Set in Southern Louisiana “eighty-two years after the fall,” a salvage tech named Kat recovers a functioning signal transmitter from a downed airship. After surviving savagery of the wasteland, she ends up at the Bottom Feeder’s Tavern where she meets Sally. From there, she secures passage on the Mississippi Duchess in search of the source of the device’s power. With the threat of facing river pirates, cannibals and mutated crawgaters, Kat, Sally, and a ragtag team of misfits begin the journey to New Orleans, the place also now known as the Forbidden City.
The graphics are bright, bloody and loyal to the complexity of the story. As a reader, it was sometimes difficult to follow the dialogue with so much attention to detail by Chapple. There is a lot to see in the apocalypse, so if you find yourself stopping to look at the scenery, this is not necessarily a bad thing.
The most glaring element in this first chapter is the bizarre cast of characters who border dangerously close to caricatures. Not surprisingly, Gischler’s edgy choice of pushing the envelope of believability works in a world of gator headed crawdads. It’s a perfect fit.
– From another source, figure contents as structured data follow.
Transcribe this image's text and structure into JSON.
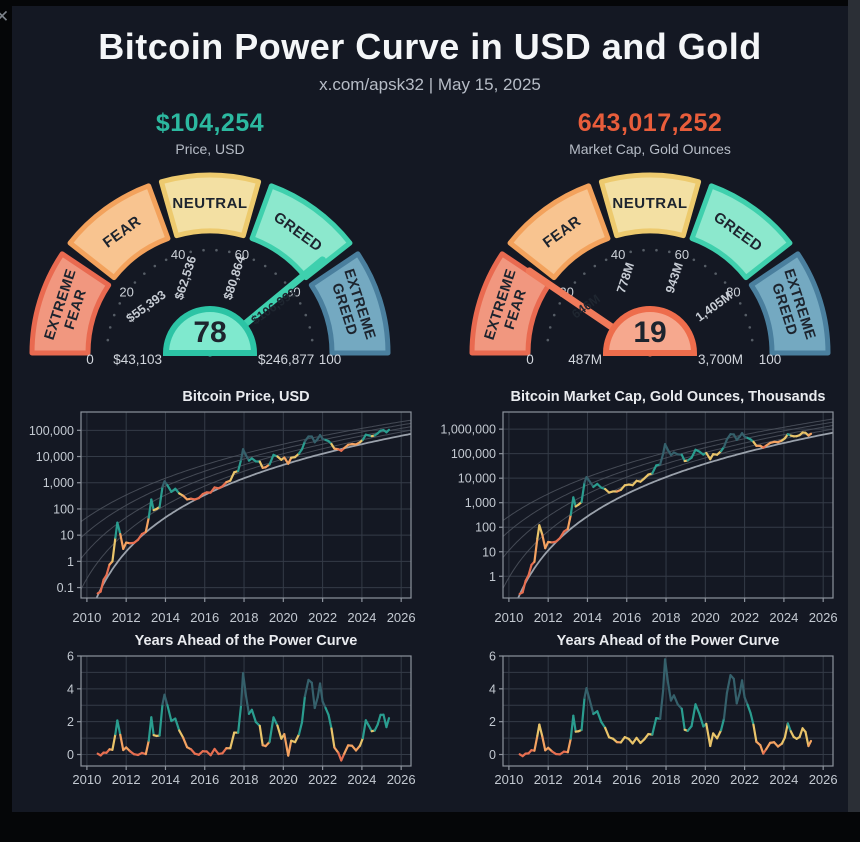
{
  "header": {
    "title": "Bitcoin Power Curve in USD and Gold",
    "subtitle": "x.com/apsk32 | May 15, 2025"
  },
  "window": {
    "close_icon": "✕"
  },
  "theme": {
    "panel_bg": "#141823",
    "outer_bg": "#050608",
    "right_strip": "#2b2f36",
    "title_color": "#f4f6f8",
    "muted_text": "#b6bcc6",
    "grid": "#343b47",
    "spine": "#8d939d",
    "tick_text": "#c3c9d1",
    "power_curve_main": "#9ba2ac",
    "power_curve_faint": "#4e545e"
  },
  "color_scale": {
    "thresholds": [
      0.25,
      0.75,
      1.5,
      2.9
    ],
    "colors": [
      "#e76f51",
      "#f4a261",
      "#e9c46a",
      "#2a9d8f",
      "#35606b"
    ]
  },
  "gauge_segments": [
    {
      "label": "EXTREME FEAR",
      "fill": "#f1977f",
      "stroke": "#e96a50"
    },
    {
      "label": "FEAR",
      "fill": "#f8c490",
      "stroke": "#f3a25c"
    },
    {
      "label": "NEUTRAL",
      "fill": "#f3e0a3",
      "stroke": "#edca6e"
    },
    {
      "label": "GREED",
      "fill": "#8ce8cd",
      "stroke": "#3fd0ad"
    },
    {
      "label": "EXTREME GREED",
      "fill": "#74a9c1",
      "stroke": "#4a7f9e"
    }
  ],
  "gauges": [
    {
      "value": "$104,254",
      "value_color": "#2cb9a0",
      "caption": "Price, USD",
      "needle": 78,
      "needle_color": "#3ed0ae",
      "bubble_fill": "#7fe9ce",
      "bubble_stroke": "#2cc4a5",
      "bubble_value": "78",
      "tick_labels": [
        "0",
        "20",
        "40",
        "60",
        "80",
        "100"
      ],
      "price_labels": [
        "$43,103",
        "$55,393",
        "$62,536",
        "$80,864",
        "$106,993",
        "$246,877"
      ]
    },
    {
      "value": "643,017,252",
      "value_color": "#e85d3b",
      "caption": "Market Cap, Gold Ounces",
      "needle": 19,
      "needle_color": "#f07a5a",
      "bubble_fill": "#f6a88e",
      "bubble_stroke": "#ee6d4c",
      "bubble_value": "19",
      "tick_labels": [
        "0",
        "20",
        "40",
        "60",
        "80",
        "100"
      ],
      "price_labels": [
        "487M",
        "646M",
        "778M",
        "943M",
        "1,405M",
        "3,700M"
      ]
    }
  ],
  "chart_data": [
    {
      "type": "line",
      "title": "Bitcoin Price, USD",
      "yscale": "log",
      "x_range": [
        2009.7,
        2026.5
      ],
      "x_ticks": [
        2010,
        2012,
        2014,
        2016,
        2018,
        2020,
        2022,
        2024,
        2026
      ],
      "y_range": [
        0.04,
        500000
      ],
      "y_ticks": [
        {
          "v": 0.1,
          "label": "0.1"
        },
        {
          "v": 1,
          "label": "1"
        },
        {
          "v": 10,
          "label": "10"
        },
        {
          "v": 100,
          "label": "100"
        },
        {
          "v": 1000,
          "label": "1,000"
        },
        {
          "v": 10000,
          "label": "10,000"
        },
        {
          "v": 100000,
          "label": "100,000"
        }
      ],
      "power_curve": {
        "A": 0.0038,
        "k": 5.86,
        "ahead_offsets": [
          1,
          2,
          3,
          4
        ]
      },
      "color_by": "years_ahead_of_power_curve",
      "x": [
        2010.55,
        2010.7,
        2010.85,
        2011.0,
        2011.15,
        2011.3,
        2011.45,
        2011.55,
        2011.7,
        2011.85,
        2012.0,
        2012.2,
        2012.4,
        2012.6,
        2012.8,
        2013.0,
        2013.15,
        2013.28,
        2013.4,
        2013.55,
        2013.7,
        2013.85,
        2013.95,
        2014.1,
        2014.3,
        2014.5,
        2014.7,
        2014.9,
        2015.1,
        2015.3,
        2015.5,
        2015.7,
        2015.9,
        2016.1,
        2016.3,
        2016.5,
        2016.7,
        2016.9,
        2017.1,
        2017.3,
        2017.5,
        2017.7,
        2017.85,
        2017.95,
        2018.1,
        2018.25,
        2018.4,
        2018.6,
        2018.8,
        2018.95,
        2019.1,
        2019.3,
        2019.5,
        2019.7,
        2019.9,
        2020.05,
        2020.25,
        2020.4,
        2020.6,
        2020.8,
        2020.95,
        2021.1,
        2021.28,
        2021.45,
        2021.6,
        2021.75,
        2021.87,
        2022.0,
        2022.15,
        2022.3,
        2022.45,
        2022.6,
        2022.8,
        2022.95,
        2023.1,
        2023.3,
        2023.5,
        2023.7,
        2023.9,
        2024.05,
        2024.2,
        2024.35,
        2024.5,
        2024.65,
        2024.8,
        2024.95,
        2025.1,
        2025.25,
        2025.38
      ],
      "values": [
        0.06,
        0.07,
        0.2,
        0.3,
        0.75,
        1.0,
        8,
        30,
        11,
        3,
        5.2,
        4.9,
        5.1,
        6.6,
        11,
        13.3,
        47,
        230,
        90,
        100,
        120,
        700,
        1130,
        800,
        450,
        590,
        390,
        320,
        230,
        245,
        230,
        260,
        370,
        430,
        420,
        660,
        610,
        730,
        1050,
        1200,
        2500,
        2800,
        7500,
        19000,
        11000,
        7000,
        8500,
        6500,
        6400,
        3700,
        3900,
        5000,
        11500,
        10000,
        7500,
        9200,
        5300,
        9000,
        9500,
        13000,
        19000,
        38000,
        58000,
        58000,
        35000,
        47000,
        66000,
        47000,
        43000,
        39000,
        30000,
        20000,
        19000,
        16600,
        21000,
        28000,
        30000,
        29000,
        35000,
        44000,
        68000,
        64000,
        60000,
        64000,
        76000,
        97000,
        102000,
        84000,
        104254
      ]
    },
    {
      "type": "line",
      "title": "Bitcoin Market Cap, Gold Ounces, Thousands",
      "yscale": "log",
      "x_range": [
        2009.7,
        2026.5
      ],
      "x_ticks": [
        2010,
        2012,
        2014,
        2016,
        2018,
        2020,
        2022,
        2024,
        2026
      ],
      "y_range": [
        0.13,
        5000000
      ],
      "y_ticks": [
        {
          "v": 1,
          "label": "1"
        },
        {
          "v": 10,
          "label": "10"
        },
        {
          "v": 100,
          "label": "100"
        },
        {
          "v": 1000,
          "label": "1,000"
        },
        {
          "v": 10000,
          "label": "10,000"
        },
        {
          "v": 100000,
          "label": "100,000"
        },
        {
          "v": 1000000,
          "label": "1,000,000"
        }
      ],
      "power_curve": {
        "A": 0.0115,
        "k": 6.27,
        "ahead_offsets": [
          1,
          2,
          3,
          4
        ]
      },
      "color_by": "years_ahead_of_power_curve",
      "x": [
        2010.55,
        2010.7,
        2010.85,
        2011.0,
        2011.15,
        2011.3,
        2011.45,
        2011.55,
        2011.7,
        2011.85,
        2012.0,
        2012.2,
        2012.4,
        2012.6,
        2012.8,
        2013.0,
        2013.15,
        2013.28,
        2013.4,
        2013.55,
        2013.7,
        2013.85,
        2013.95,
        2014.1,
        2014.3,
        2014.5,
        2014.7,
        2014.9,
        2015.1,
        2015.3,
        2015.5,
        2015.7,
        2015.9,
        2016.1,
        2016.3,
        2016.5,
        2016.7,
        2016.9,
        2017.1,
        2017.3,
        2017.5,
        2017.7,
        2017.85,
        2017.95,
        2018.1,
        2018.25,
        2018.4,
        2018.6,
        2018.8,
        2018.95,
        2019.1,
        2019.3,
        2019.5,
        2019.7,
        2019.9,
        2020.05,
        2020.25,
        2020.4,
        2020.6,
        2020.8,
        2020.95,
        2021.1,
        2021.28,
        2021.45,
        2021.6,
        2021.75,
        2021.87,
        2022.0,
        2022.15,
        2022.3,
        2022.45,
        2022.6,
        2022.8,
        2022.95,
        2023.1,
        2023.3,
        2023.5,
        2023.7,
        2023.9,
        2024.05,
        2024.2,
        2024.35,
        2024.5,
        2024.65,
        2024.8,
        2024.95,
        2025.1,
        2025.25,
        2025.38
      ],
      "values": [
        0.19,
        0.22,
        0.65,
        1.1,
        2.9,
        3.9,
        35,
        120,
        50,
        14,
        25,
        24,
        26,
        36,
        66,
        85,
        320,
        1650,
        700,
        840,
        1070,
        6660,
        11000,
        7570,
        4400,
        5860,
        4120,
        3600,
        2600,
        2880,
        2860,
        3340,
        5120,
        5500,
        5180,
        7800,
        7200,
        9840,
        14000,
        15650,
        33060,
        36200,
        96800,
        244800,
        139400,
        88300,
        111100,
        93200,
        90700,
        50300,
        52500,
        68200,
        144400,
        120600,
        91600,
        106700,
        59500,
        95200,
        90600,
        126600,
        187500,
        384100,
        621700,
        609300,
        364600,
        493600,
        687400,
        490800,
        438100,
        382000,
        303700,
        208500,
        207900,
        177100,
        213100,
        273200,
        301500,
        293800,
        343000,
        421900,
        617000,
        546800,
        507300,
        515100,
        566700,
        727500,
        709700,
        546700,
        643017
      ]
    },
    {
      "type": "line",
      "title": "Years Ahead of the Power Curve",
      "yscale": "linear",
      "derived_from": 0,
      "derivation": "years_ahead = (value / A)^(1/k) - (year - 2009)",
      "x_range": [
        2009.7,
        2026.5
      ],
      "x_ticks": [
        2010,
        2012,
        2014,
        2016,
        2018,
        2020,
        2022,
        2024,
        2026
      ],
      "y_range": [
        -0.7,
        6
      ],
      "y_grid": [
        0,
        1,
        2,
        3,
        4,
        5,
        6
      ],
      "y_tick_labels": [
        {
          "v": 0,
          "label": "0"
        },
        {
          "v": 2,
          "label": "2"
        },
        {
          "v": 4,
          "label": "4"
        },
        {
          "v": 6,
          "label": "6"
        }
      ]
    },
    {
      "type": "line",
      "title": "Years Ahead of the Power Curve",
      "yscale": "linear",
      "derived_from": 1,
      "derivation": "years_ahead = (value / A)^(1/k) - (year - 2009)",
      "x_range": [
        2009.7,
        2026.5
      ],
      "x_ticks": [
        2010,
        2012,
        2014,
        2016,
        2018,
        2020,
        2022,
        2024,
        2026
      ],
      "y_range": [
        -0.7,
        6
      ],
      "y_grid": [
        0,
        1,
        2,
        3,
        4,
        5,
        6
      ],
      "y_tick_labels": [
        {
          "v": 0,
          "label": "0"
        },
        {
          "v": 2,
          "label": "2"
        },
        {
          "v": 4,
          "label": "4"
        },
        {
          "v": 6,
          "label": "6"
        }
      ]
    }
  ]
}
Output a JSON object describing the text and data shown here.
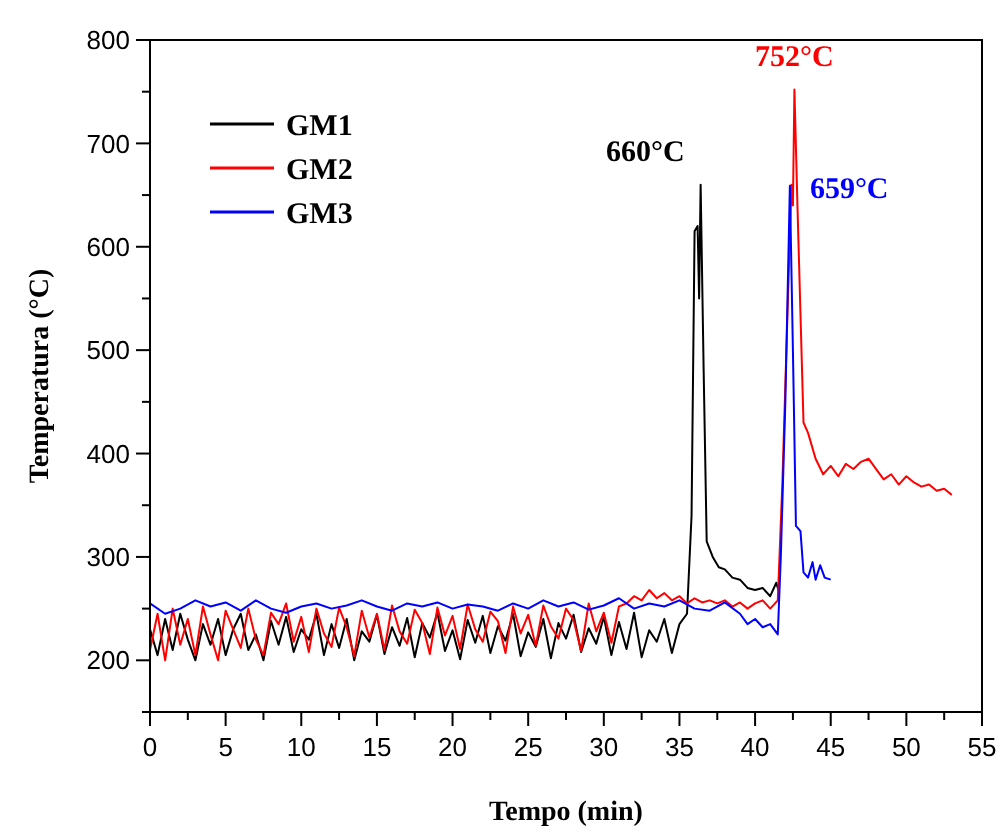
{
  "chart_data": {
    "type": "line",
    "xlabel": "Tempo (min)",
    "ylabel": "Temperatura (°C)",
    "xlim": [
      0,
      55
    ],
    "ylim": [
      150,
      800
    ],
    "xticks": [
      0,
      {
        "value": 2.5,
        "label": null
      },
      5,
      {
        "value": 7.5,
        "label": null
      },
      10,
      {
        "value": 12.5,
        "label": null
      },
      15,
      {
        "value": 17.5,
        "label": null
      },
      20,
      {
        "value": 22.5,
        "label": null
      },
      25,
      {
        "value": 27.5,
        "label": null
      },
      30,
      {
        "value": 32.5,
        "label": null
      },
      35,
      {
        "value": 37.5,
        "label": null
      },
      40,
      {
        "value": 42.5,
        "label": null
      },
      45,
      {
        "value": 47.5,
        "label": null
      },
      50,
      {
        "value": 52.5,
        "label": null
      },
      55
    ],
    "yticks": [
      {
        "value": 150,
        "label": null
      },
      200,
      {
        "value": 250,
        "label": null
      },
      300,
      {
        "value": 350,
        "label": null
      },
      400,
      {
        "value": 450,
        "label": null
      },
      500,
      {
        "value": 550,
        "label": null
      },
      600,
      {
        "value": 650,
        "label": null
      },
      700,
      {
        "value": 750,
        "label": null
      },
      800
    ],
    "legend": "top left",
    "grid": false,
    "marker": "none",
    "line_style": "solid",
    "series": [
      {
        "name": "GM1",
        "color": "#000000",
        "x": [
          0,
          0.5,
          1,
          1.5,
          2,
          2.5,
          3,
          3.5,
          4,
          4.5,
          5,
          5.5,
          6,
          6.5,
          7,
          7.5,
          8,
          8.5,
          9,
          9.5,
          10,
          10.5,
          11,
          11.5,
          12,
          12.5,
          13,
          13.5,
          14,
          14.5,
          15,
          15.5,
          16,
          16.5,
          17,
          17.5,
          18,
          18.5,
          19,
          19.5,
          20,
          20.5,
          21,
          21.5,
          22,
          22.5,
          23,
          23.5,
          24,
          24.5,
          25,
          25.5,
          26,
          26.5,
          27,
          27.5,
          28,
          28.5,
          29,
          29.5,
          30,
          30.5,
          31,
          31.5,
          32,
          32.5,
          33,
          33.5,
          34,
          34.5,
          35,
          35.5,
          35.8,
          36,
          36.2,
          36.3,
          36.4,
          36.6,
          36.8,
          37.2,
          37.6,
          38,
          38.5,
          39,
          39.5,
          40,
          40.5,
          41,
          41.4,
          41.6
        ],
        "values": [
          230,
          205,
          240,
          210,
          245,
          220,
          200,
          235,
          215,
          240,
          205,
          230,
          245,
          210,
          225,
          200,
          238,
          215,
          242,
          208,
          230,
          220,
          245,
          205,
          235,
          212,
          240,
          200,
          228,
          218,
          244,
          206,
          232,
          214,
          241,
          203,
          236,
          222,
          246,
          209,
          229,
          201,
          239,
          217,
          243,
          207,
          233,
          219,
          245,
          204,
          227,
          213,
          240,
          202,
          236,
          221,
          244,
          208,
          231,
          216,
          242,
          205,
          237,
          211,
          246,
          203,
          229,
          218,
          240,
          207,
          235,
          245,
          340,
          615,
          620,
          550,
          660,
          480,
          315,
          300,
          290,
          288,
          280,
          278,
          270,
          268,
          270,
          262,
          275,
          265
        ]
      },
      {
        "name": "GM2",
        "color": "#ff0000",
        "x": [
          0,
          0.5,
          1,
          1.5,
          2,
          2.5,
          3,
          3.5,
          4,
          4.5,
          5,
          5.5,
          6,
          6.5,
          7,
          7.5,
          8,
          8.5,
          9,
          9.5,
          10,
          10.5,
          11,
          11.5,
          12,
          12.5,
          13,
          13.5,
          14,
          14.5,
          15,
          15.5,
          16,
          16.5,
          17,
          17.5,
          18,
          18.5,
          19,
          19.5,
          20,
          20.5,
          21,
          21.5,
          22,
          22.5,
          23,
          23.5,
          24,
          24.5,
          25,
          25.5,
          26,
          26.5,
          27,
          27.5,
          28,
          28.5,
          29,
          29.5,
          30,
          30.5,
          31,
          31.5,
          32,
          32.5,
          33,
          33.5,
          34,
          34.5,
          35,
          35.5,
          36,
          36.5,
          37,
          37.5,
          38,
          38.5,
          39,
          39.5,
          40,
          40.5,
          41,
          41.5,
          41.8,
          42.4,
          42.5,
          42.6,
          42.8,
          43.2,
          43.5,
          44,
          44.5,
          45,
          45.5,
          46,
          46.5,
          47,
          47.5,
          48,
          48.5,
          49,
          49.5,
          50,
          50.5,
          51,
          51.5,
          52,
          52.5,
          53
        ],
        "values": [
          210,
          245,
          200,
          250,
          215,
          240,
          205,
          252,
          225,
          200,
          248,
          230,
          212,
          250,
          220,
          205,
          246,
          235,
          255,
          218,
          242,
          208,
          250,
          226,
          213,
          251,
          232,
          204,
          248,
          222,
          245,
          210,
          253,
          228,
          216,
          249,
          236,
          206,
          251,
          224,
          243,
          211,
          254,
          230,
          218,
          247,
          238,
          207,
          252,
          226,
          244,
          214,
          253,
          233,
          221,
          250,
          239,
          209,
          255,
          228,
          246,
          217,
          252,
          255,
          262,
          258,
          268,
          260,
          265,
          258,
          262,
          255,
          260,
          256,
          258,
          255,
          258,
          252,
          256,
          250,
          255,
          258,
          250,
          258,
          370,
          660,
          640,
          752,
          640,
          430,
          420,
          395,
          380,
          388,
          378,
          390,
          385,
          392,
          395,
          385,
          375,
          380,
          370,
          378,
          372,
          368,
          370,
          364,
          366,
          360
        ]
      },
      {
        "name": "GM3",
        "color": "#0000ff",
        "x": [
          0,
          1,
          2,
          3,
          4,
          5,
          6,
          7,
          8,
          9,
          10,
          11,
          12,
          13,
          14,
          15,
          16,
          17,
          18,
          19,
          20,
          21,
          22,
          23,
          24,
          25,
          26,
          27,
          28,
          29,
          30,
          31,
          32,
          33,
          34,
          35,
          36,
          37,
          38,
          39,
          39.5,
          40,
          40.5,
          41,
          41.5,
          41.7,
          42,
          42.3,
          42.5,
          42.7,
          43,
          43.2,
          43.5,
          43.8,
          44,
          44.3,
          44.6,
          45
        ],
        "values": [
          255,
          245,
          250,
          258,
          252,
          256,
          248,
          258,
          250,
          246,
          252,
          255,
          250,
          253,
          258,
          252,
          248,
          255,
          252,
          256,
          250,
          254,
          252,
          248,
          255,
          250,
          258,
          252,
          256,
          249,
          253,
          260,
          250,
          255,
          252,
          258,
          250,
          248,
          256,
          245,
          235,
          240,
          232,
          235,
          225,
          300,
          450,
          659,
          500,
          330,
          325,
          285,
          280,
          295,
          278,
          292,
          280,
          278
        ]
      }
    ],
    "annotations": [
      {
        "text": "660°C",
        "x": 36.4,
        "y": 660
      },
      {
        "text": "752°C",
        "x": 42.6,
        "y": 752
      },
      {
        "text": "659°C",
        "x": 42.3,
        "y": 659
      }
    ]
  }
}
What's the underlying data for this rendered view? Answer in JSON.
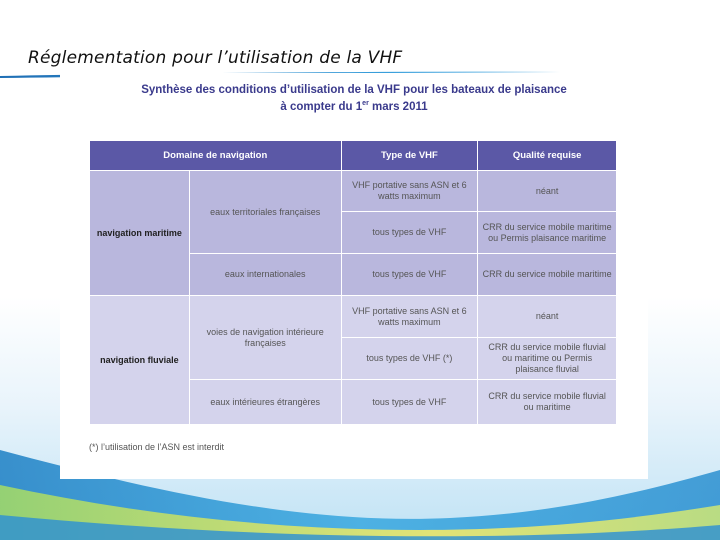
{
  "slide": {
    "title": "Réglementation pour l’utilisation de la VHF"
  },
  "document": {
    "title_line1": "Synthèse des conditions d’utilisation de la VHF pour les bateaux de plaisance",
    "title_line2_prefix": "à compter du 1",
    "title_line2_sup": "er",
    "title_line2_suffix": " mars 2011",
    "headers": {
      "domain": "Domaine de navigation",
      "type": "Type de VHF",
      "quality": "Qualité requise"
    },
    "maritime": {
      "domain": "navigation maritime",
      "zone1": "eaux territoriales françaises",
      "zone1_type1": "VHF portative sans ASN et 6 watts maximum",
      "zone1_quality1": "néant",
      "zone1_type2": "tous types de VHF",
      "zone1_quality2": "CRR du service mobile maritime ou Permis plaisance maritime",
      "zone2": "eaux internationales",
      "zone2_type": "tous types de VHF",
      "zone2_quality": "CRR du service mobile maritime"
    },
    "fluviale": {
      "domain": "navigation fluviale",
      "zone1": "voies de navigation intérieure françaises",
      "zone1_type1": "VHF portative sans ASN et 6 watts maximum",
      "zone1_quality1": "néant",
      "zone1_type2": "tous types de VHF (*)",
      "zone1_quality2": "CRR du service mobile fluvial ou maritime ou Permis plaisance fluvial",
      "zone2": "eaux intérieures étrangères",
      "zone2_type": "tous types de VHF",
      "zone2_quality": "CRR du service mobile fluvial ou maritime"
    },
    "footnote": "(*) l’utilisation de l’ASN est interdit"
  },
  "colors": {
    "header": "#5b58a6",
    "maritime_rows": "#b9b7dd",
    "fluviale_rows": "#d4d3ec",
    "doc_title": "#3a3a8c"
  }
}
Though the title character Sally seems more like a supporting cast member at the moment, her brash demeanor has a touch of strangeness bordering on insanity, hinting that there is a lot more to this girl and we need to find out what it is. Kat on the other hand is the mysterious stranger who disrupts this otherwise cohesive group of eccentrics and steals the spotlight for the moment. Can her cool performance continue?
Being the first installment, there is surprisingly little backstory and a lot of mystery. The unknown is the driving force behind this story as readers will anxiously wait for the next issue. But for the less patient reader, the investment in stimulating characters may be the selling point. In either case, a second look is in definitely the future.